Dalam satu momen kumpul keluarga di jam 9 malam kemarin, salah satu omku berceletuk, kita ini keluarga memang dari dulu sudah begini, semua obrolan masuk telinga kanan keluar telinga kiri. Jadi jangan baperan. Kuperhatikan bahwa, keluargaku yang ini punya sebuah nilai-nilai yang menarik. Sebuah nilah yang sepertinya akan sama dengan nilai-nilai sebuah keluarga dari daerah Asia. Family comes first. Apapun keputusan kamu dalam hidup, keluarga hanya mendukung kondisi yang terbaik. Acara nikahan semua harus bisa berhadir. Malamnya dipastikan ada acara ramah tamah ngomongin permasalahan orang lain dan menertawakan hidup. Sisanya tanding cerita lucu antar anggota keluarga, kecerobohan, kelakuan bego atau ngejekin anggota keluarga yang sudah berumur tapi belum berkeluarga. Semacam evaluasi acara ya, tapi lebih erat alias mulutnya tidak bisa diikat erat. 

Kemarin ada satu kekhawatiranku yang kelewatan. Kebetulan nginap di kamar sepupu yang bisa dibilang seumuran. Dalam hati, doh ini gimana cara negornya. Kamarnya bahkan sudah berubah sejak terakhir ketemu, nyari bahan obrolan kok otak buntu, akhirnya cuman numpang tidur sambil diam-diam, lha kami berdua pendiam. Ke-diam-an ini berlanjut hingga malam terakhir sebelum pulang, aku beranikan banyak tanya, biarin aja bacot hehe, habiskan semua stok pertanyaan basic tentang kehidupan, sampingkan dulu deep talk. Tips ini berhasil sih, hehe. Dindingnya roboh sebagian. Iya, semakin dewasa kita terbiasa membangun dinding dan berharap orang tidak melewati batas yang kita bangun. Tetapi sebagian orang lupa, ada orang yang tau cara merobohkan dinding, punya kunci cadangan atau bahkan tau, dinding bagian mana yang bisa dijebol. I just knew your language, bro. 

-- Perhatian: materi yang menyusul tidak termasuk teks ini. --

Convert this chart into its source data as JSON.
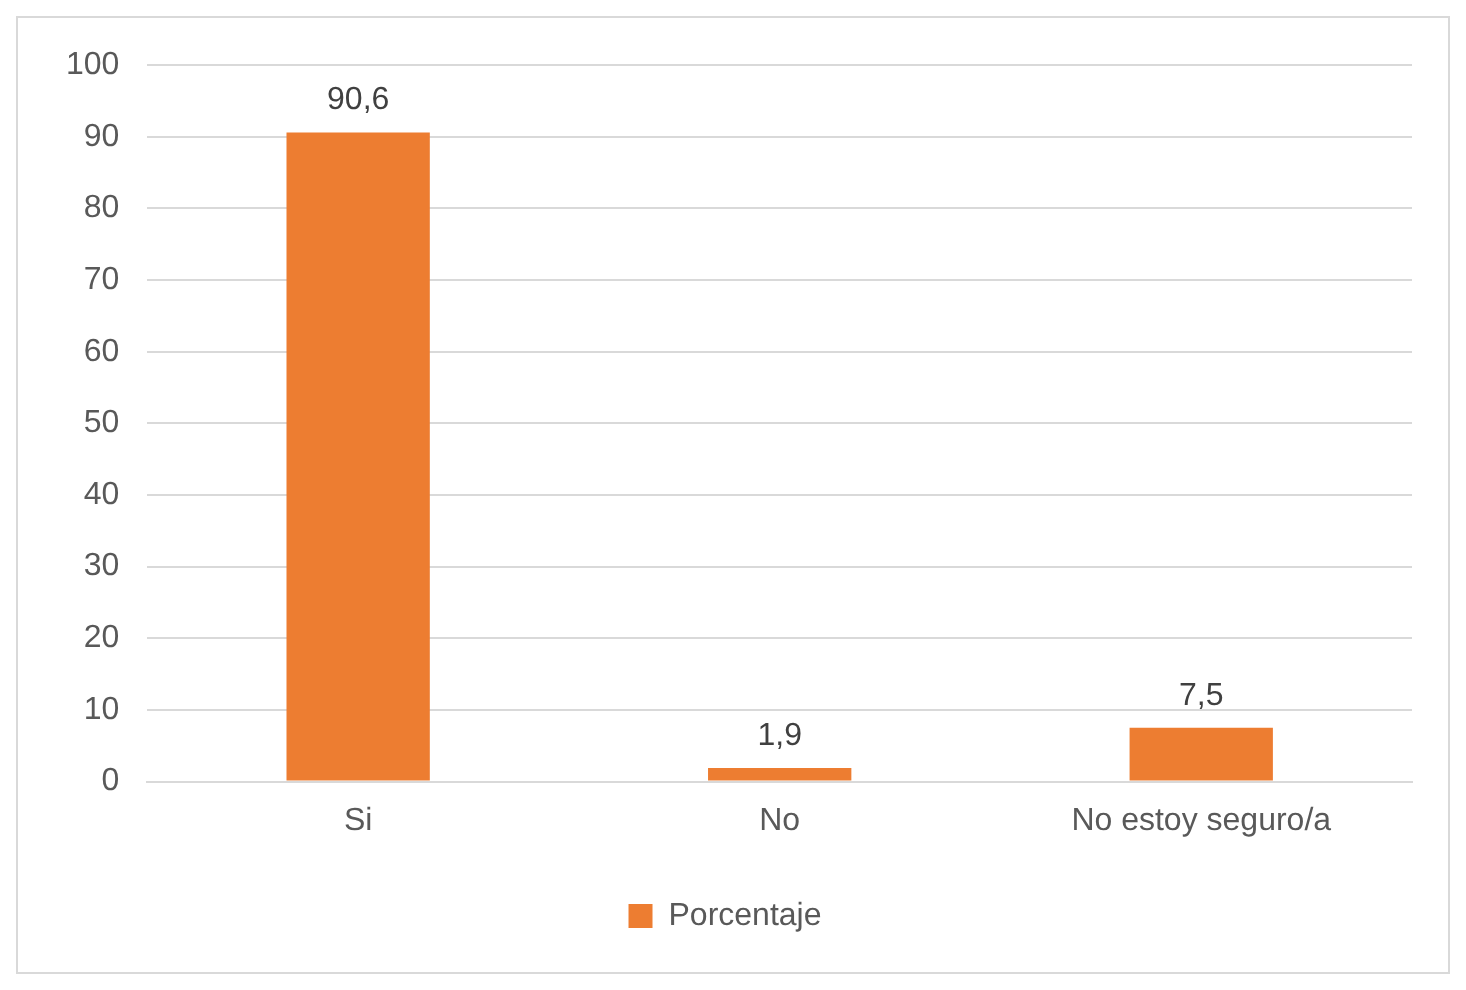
{
  "chart_data": {
    "type": "bar",
    "categories": [
      "Si",
      "No",
      "No estoy seguro/a"
    ],
    "series": [
      {
        "name": "Porcentaje",
        "color": "#ed7d31",
        "values": [
          90.6,
          1.9,
          7.5
        ],
        "value_labels": [
          "90,6",
          "1,9",
          "7,5"
        ]
      }
    ],
    "ylim": [
      0,
      100
    ],
    "yticks": [
      0,
      10,
      20,
      30,
      40,
      50,
      60,
      70,
      80,
      90,
      100
    ],
    "grid": "y",
    "legend": "bottom"
  }
}
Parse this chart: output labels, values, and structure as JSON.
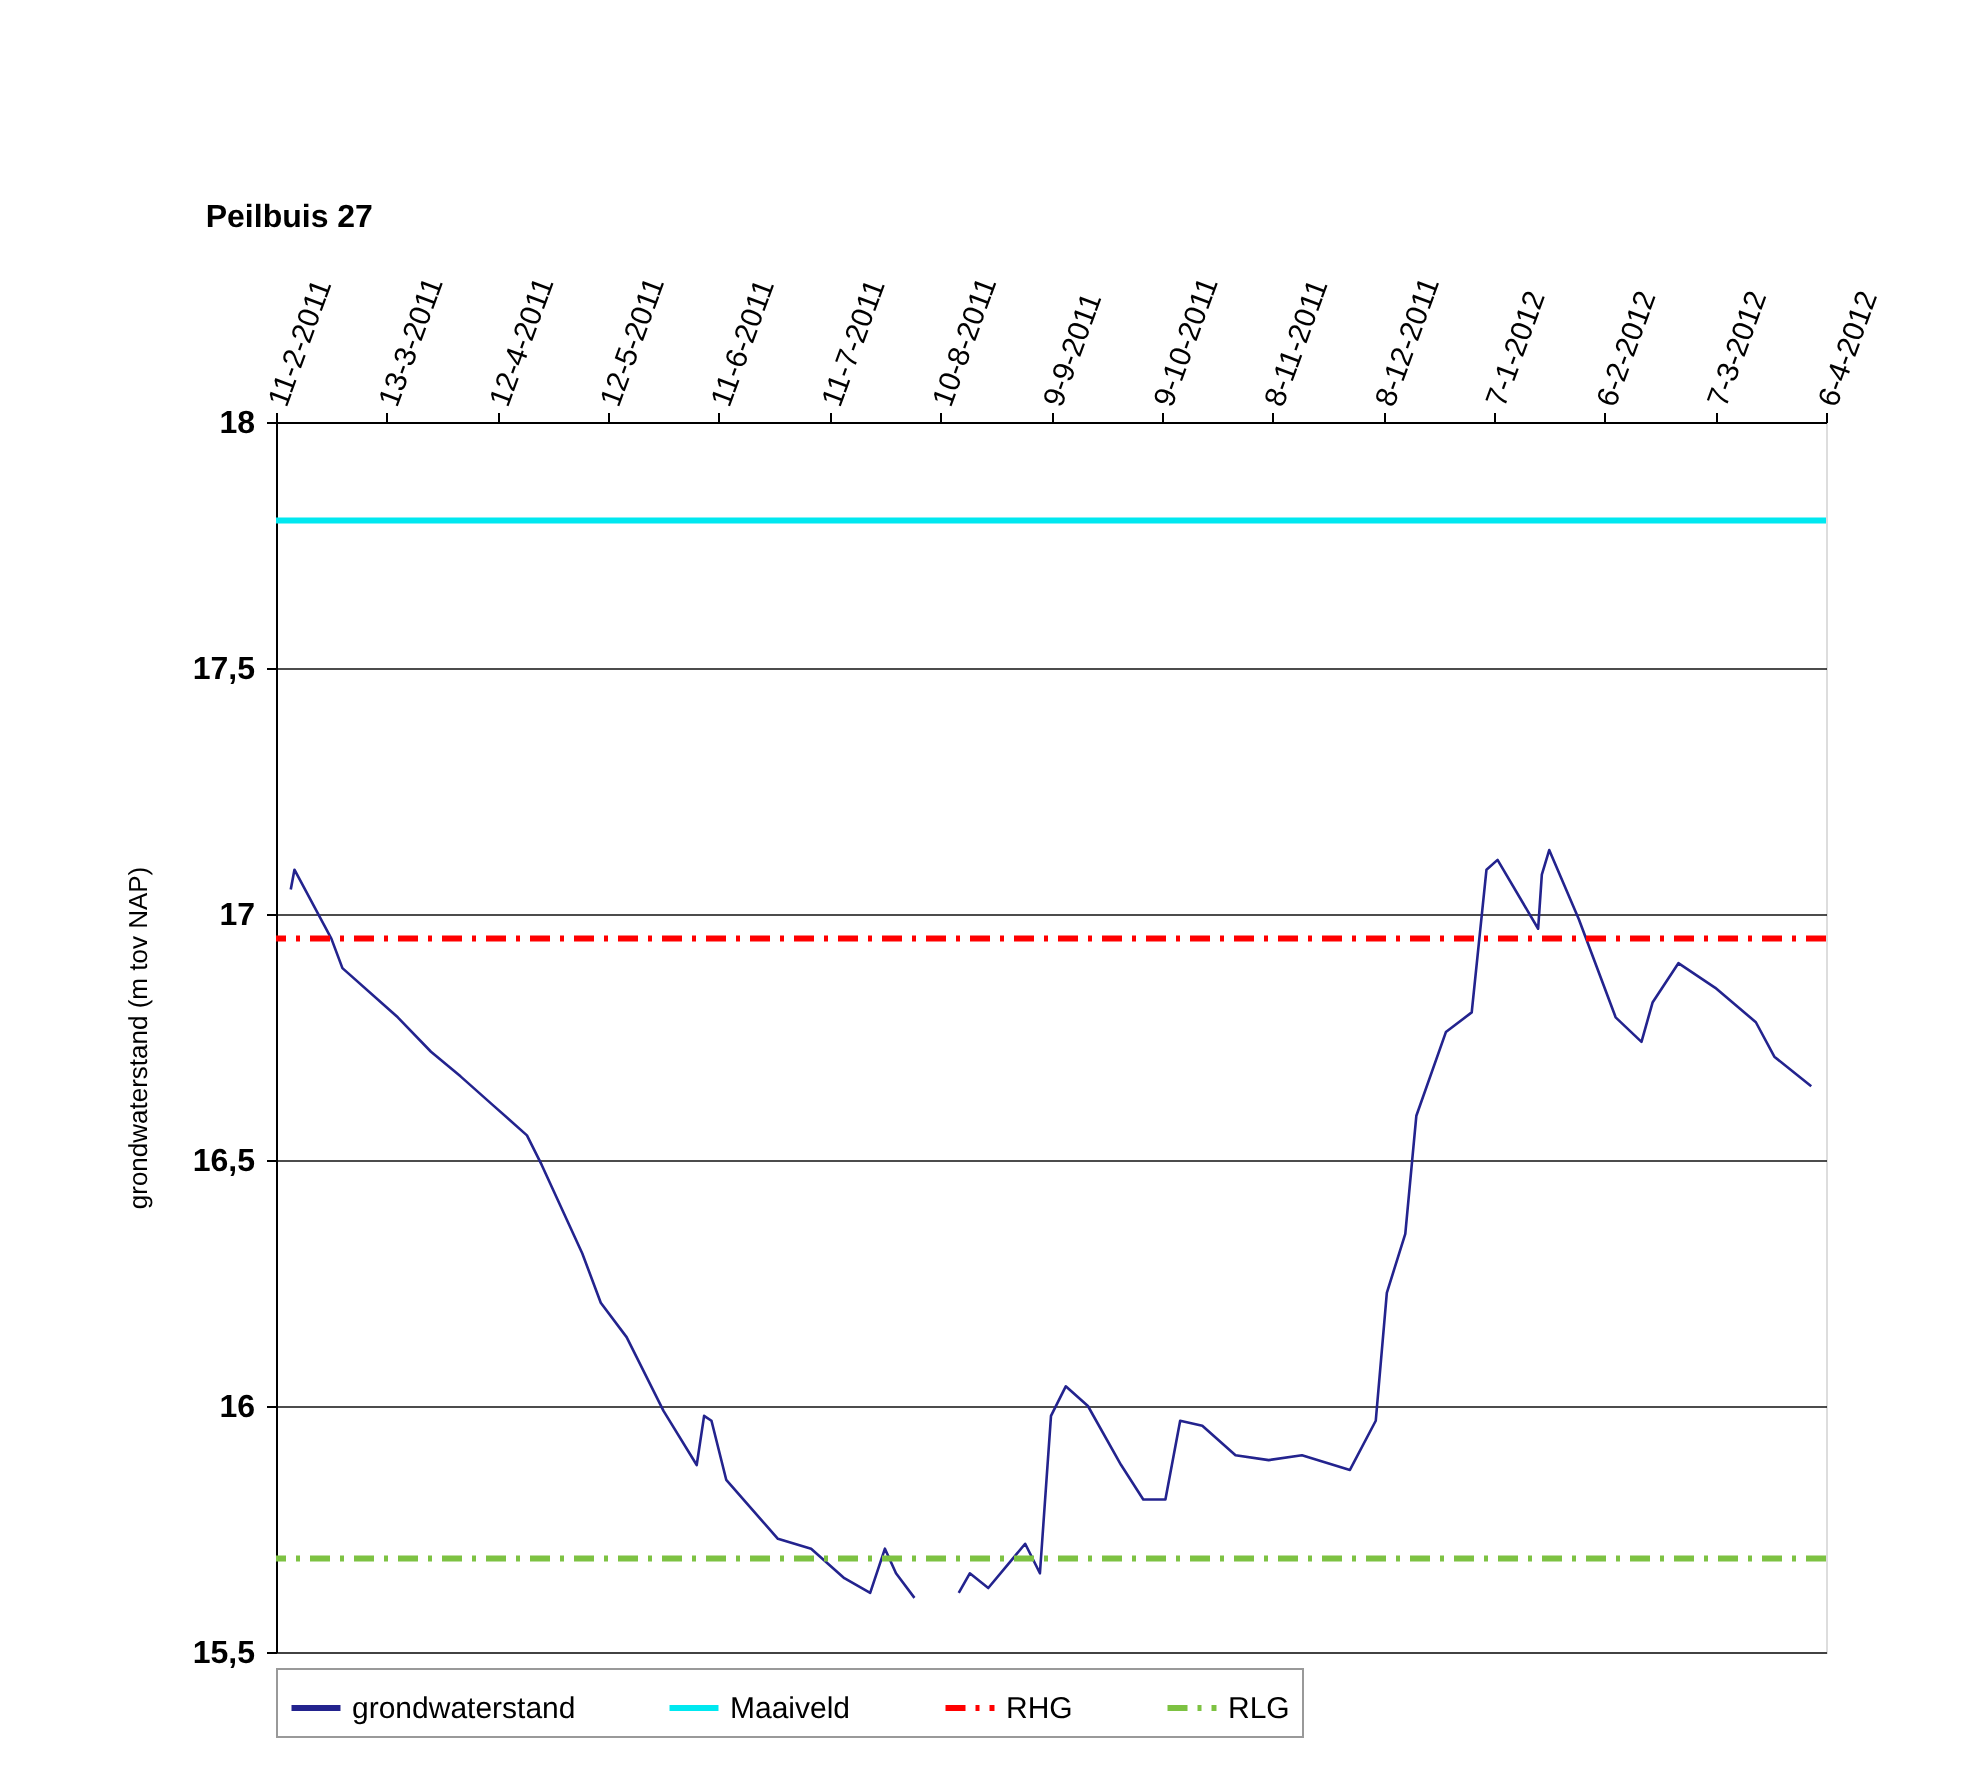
{
  "chart_data": {
    "type": "line",
    "title": "Peilbuis 27",
    "ylabel": "grondwaterstand (m tov NAP)",
    "xlim": [
      "2011-02-11",
      "2012-04-06"
    ],
    "xticks": [
      {
        "value": "2011-02-11",
        "label": "11-2-2011"
      },
      {
        "value": "2011-03-13",
        "label": "13-3-2011"
      },
      {
        "value": "2011-04-12",
        "label": "12-4-2011"
      },
      {
        "value": "2011-05-12",
        "label": "12-5-2011"
      },
      {
        "value": "2011-06-11",
        "label": "11-6-2011"
      },
      {
        "value": "2011-07-11",
        "label": "11-7-2011"
      },
      {
        "value": "2011-08-10",
        "label": "10-8-2011"
      },
      {
        "value": "2011-09-09",
        "label": "9-9-2011"
      },
      {
        "value": "2011-10-09",
        "label": "9-10-2011"
      },
      {
        "value": "2011-11-08",
        "label": "8-11-2011"
      },
      {
        "value": "2011-12-08",
        "label": "8-12-2011"
      },
      {
        "value": "2012-01-07",
        "label": "7-1-2012"
      },
      {
        "value": "2012-02-06",
        "label": "6-2-2012"
      },
      {
        "value": "2012-03-07",
        "label": "7-3-2012"
      },
      {
        "value": "2012-04-06",
        "label": "6-4-2012"
      }
    ],
    "ylim": [
      15.5,
      18
    ],
    "yticks": [
      {
        "value": 15.5,
        "label": "15,5"
      },
      16,
      {
        "value": 16.5,
        "label": "16,5"
      },
      17,
      {
        "value": 17.5,
        "label": "17,5"
      },
      18
    ],
    "grid": "y",
    "legend": "bottom",
    "marker": "none",
    "line_style": "solid",
    "series": [
      {
        "name": "grondwaterstand",
        "color": "#23238e",
        "x": [
          "2011-02-15",
          "2011-02-16",
          "2011-02-26",
          "2011-03-01",
          "2011-03-16",
          "2011-03-25",
          "2011-04-02",
          "2011-04-11",
          "2011-04-20",
          "2011-04-24",
          "2011-05-05",
          "2011-05-10",
          "2011-05-17",
          "2011-05-27",
          "2011-06-05",
          "2011-06-07",
          "2011-06-09",
          "2011-06-13",
          "2011-06-27",
          "2011-07-06",
          "2011-07-15",
          "2011-07-22",
          "2011-07-26",
          "2011-07-29",
          "2011-08-03",
          "2011-08-09",
          "2011-08-15",
          "2011-08-18",
          "2011-08-23",
          "2011-09-02",
          "2011-09-06",
          "2011-09-09",
          "2011-09-13",
          "2011-09-19",
          "2011-09-28",
          "2011-10-04",
          "2011-10-10",
          "2011-10-14",
          "2011-10-20",
          "2011-10-29",
          "2011-11-07",
          "2011-11-16",
          "2011-11-29",
          "2011-12-06",
          "2011-12-09",
          "2011-12-14",
          "2011-12-17",
          "2011-12-25",
          "2012-01-01",
          "2012-01-05",
          "2012-01-08",
          "2012-01-19",
          "2012-01-20",
          "2012-01-22",
          "2012-01-30",
          "2012-02-09",
          "2012-02-16",
          "2012-02-19",
          "2012-02-26",
          "2012-03-07",
          "2012-03-18",
          "2012-03-23",
          "2012-04-02"
        ],
        "values": [
          17.05,
          17.09,
          16.95,
          16.89,
          16.79,
          16.72,
          16.67,
          16.61,
          16.55,
          16.49,
          16.31,
          16.21,
          16.14,
          15.99,
          15.88,
          15.98,
          15.97,
          15.85,
          15.73,
          15.71,
          15.65,
          15.62,
          15.71,
          15.66,
          15.61,
          null,
          15.62,
          15.66,
          15.63,
          15.72,
          15.66,
          15.98,
          16.04,
          16.0,
          15.88,
          15.81,
          15.81,
          15.97,
          15.96,
          15.9,
          15.89,
          15.9,
          15.87,
          15.97,
          16.23,
          16.35,
          16.59,
          16.76,
          16.8,
          17.09,
          17.11,
          16.97,
          17.08,
          17.13,
          16.99,
          16.79,
          16.74,
          16.82,
          16.9,
          16.85,
          16.78,
          16.71,
          16.65
        ]
      }
    ],
    "ref_lines": [
      {
        "axis": "y",
        "value": 17.8,
        "label": "Maaiveld",
        "color": "#00e8f0",
        "line_style": "solid"
      },
      {
        "axis": "y",
        "value": 16.95,
        "label": "RHG",
        "color": "#ff0000",
        "line_style": "dashed"
      },
      {
        "axis": "y",
        "value": 15.69,
        "label": "RLG",
        "color": "#7dc242",
        "line_style": "dashed"
      }
    ]
  }
}
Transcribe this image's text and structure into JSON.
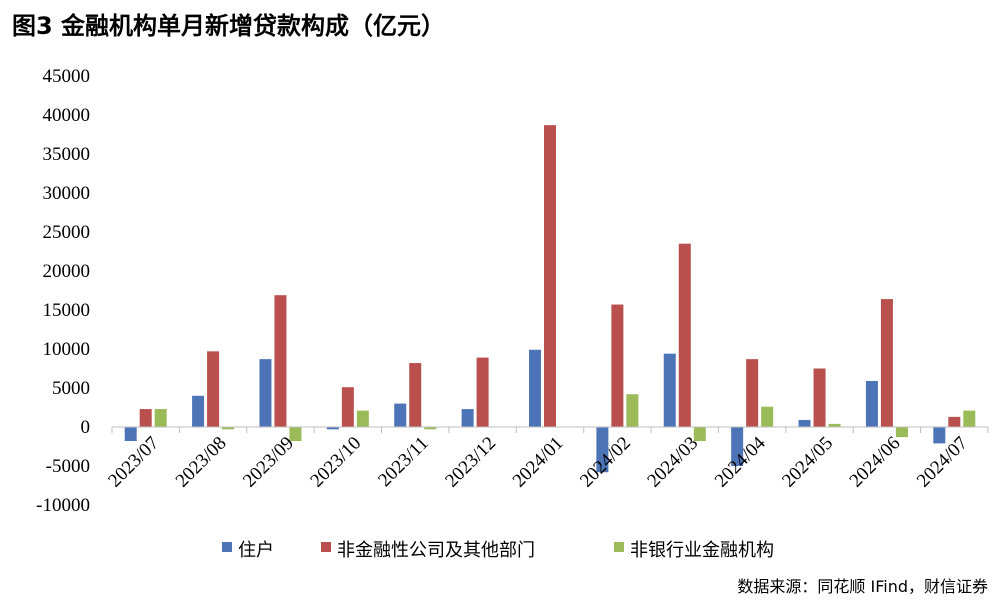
{
  "chart_data": {
    "type": "bar",
    "title": "图3 金融机构单月新增贷款构成（亿元）",
    "categories": [
      "2023/07",
      "2023/08",
      "2023/09",
      "2023/10",
      "2023/11",
      "2023/12",
      "2024/01",
      "2024/02",
      "2024/03",
      "2024/04",
      "2024/05",
      "2024/06",
      "2024/07"
    ],
    "series": [
      {
        "name": "住户",
        "color": "#4E74B8",
        "values": [
          -1800,
          4000,
          8700,
          -300,
          3000,
          2300,
          9900,
          -5800,
          9400,
          -5000,
          900,
          5900,
          -2100
        ]
      },
      {
        "name": "非金融性公司及其他部门",
        "color": "#B9504D",
        "values": [
          2300,
          9700,
          16900,
          5100,
          8200,
          8900,
          38700,
          15700,
          23500,
          8700,
          7500,
          16400,
          1300
        ]
      },
      {
        "name": "非银行业金融机构",
        "color": "#9BBB59",
        "values": [
          2300,
          -300,
          -1800,
          2100,
          -300,
          0,
          0,
          4200,
          -1800,
          2600,
          400,
          -1300,
          2100
        ]
      }
    ],
    "ylim": [
      -10000,
      45000
    ],
    "yticks": [
      "45000",
      "40000",
      "35000",
      "30000",
      "25000",
      "20000",
      "15000",
      "10000",
      "5000",
      "0",
      "-5000",
      "-10000"
    ],
    "grid": false,
    "legend": "bottom"
  },
  "source_note": "数据来源：同花顺 IFind，财信证券"
}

Hmmmmm. Aku jadi mikir lagi kan, sebagai sepupu laki-laki tertua dari semua sepupu dari pihak Ayah, apakah aku yang harus memulai pembicaraan dan bonding dengan mereka semua? Jawabannya iya haha. sudah 2020 loh, masa masih mau termakan isu keluarga adalah hal–hal bullshit, Bay? Ya jangan dong. Ketika hampir pulang aku baru sadar, bahwa genetis itu memang mengalir. Kami (para sepupu) punya banyak preferensi hal yang sama, ceroboh, kalo tidur harus gelap, menyukai kopi dan senang berdebat tentang cerita lucu masing-masing. Sudah cukup lah refleksinya, jadi keluarga itu begini, seberapa marahnya kamu, tetap punya waktu tersenyum dan tertawa bersama mereka. Hehe.